The liquidity situation of NBFCs is showing some signs of improvement with the share of NBFCs and housing finance companies (HFCs) in total corporate bond issuances rising to 87.4 per cent in January 2019 from 53.6 per cent in the previous month, said a note by CARE Ratings.
However, equity analysts don't see much reason for cheer from the performance reported by NBFCs in the December quarter.
“Except for a few highly-rated and strong parent-backed NBFCs, most in the sector saw challenges in liquidity, cost of funds and also some ratings volatility. Several NBFCs need to re-align their borrowings to streamline their asset-liability profile. Most NBFCs face margin pressures, due to slower growth and higher funding costs,” analysts at Sharekhan said in a note.
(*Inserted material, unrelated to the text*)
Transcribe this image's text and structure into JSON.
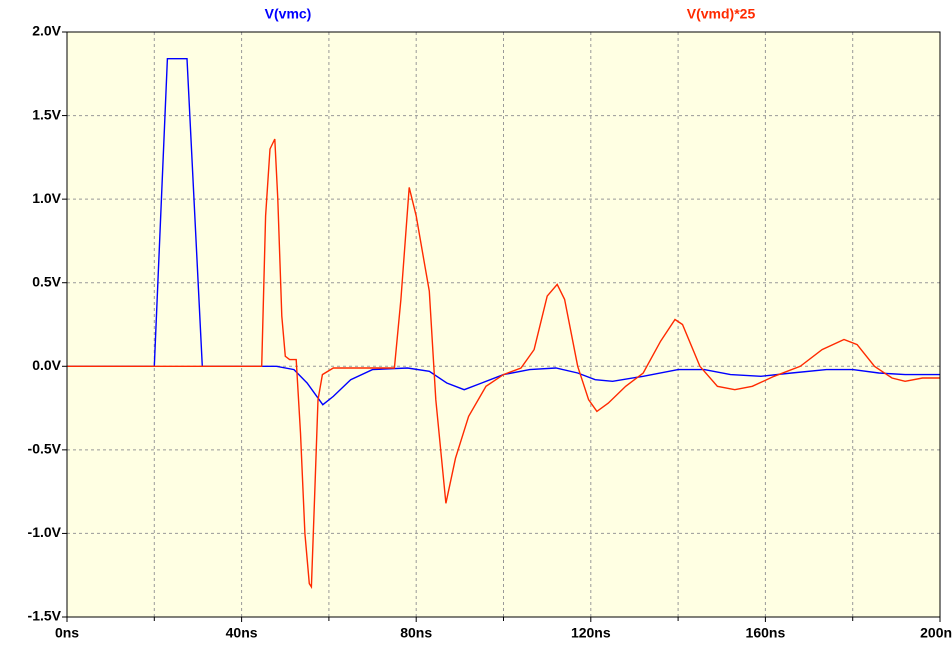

Analysts said funding by mutual funds towards NBFCs is likely to remain muted.
“With new pressure points like loans against shares and corporate governance questions on some HFCs, risk-aversion by MFs in funding NBFCs/HFCs should continue,” analysts at Nomura said in a recent note.
The analysts added that MFs’ exposure to NBFCs and HFCs has declined from the peak of 42 per cent of the debt AUM in September last year to 35 per cent in January, 2019.
With the above decline in AUM exposure translating into a contraction of Rs 90,000 crore, this has opened up a large liquidity gap for NBFCs.
Bank credit -- another important avenue for funding for NBFCs -- has also seen a sharp drop in recent months.
According to the CARE Ratings note, the share of NBFCs in incremental bank credit has declined from 63.5 per cent in October to 6.5 per cent in December.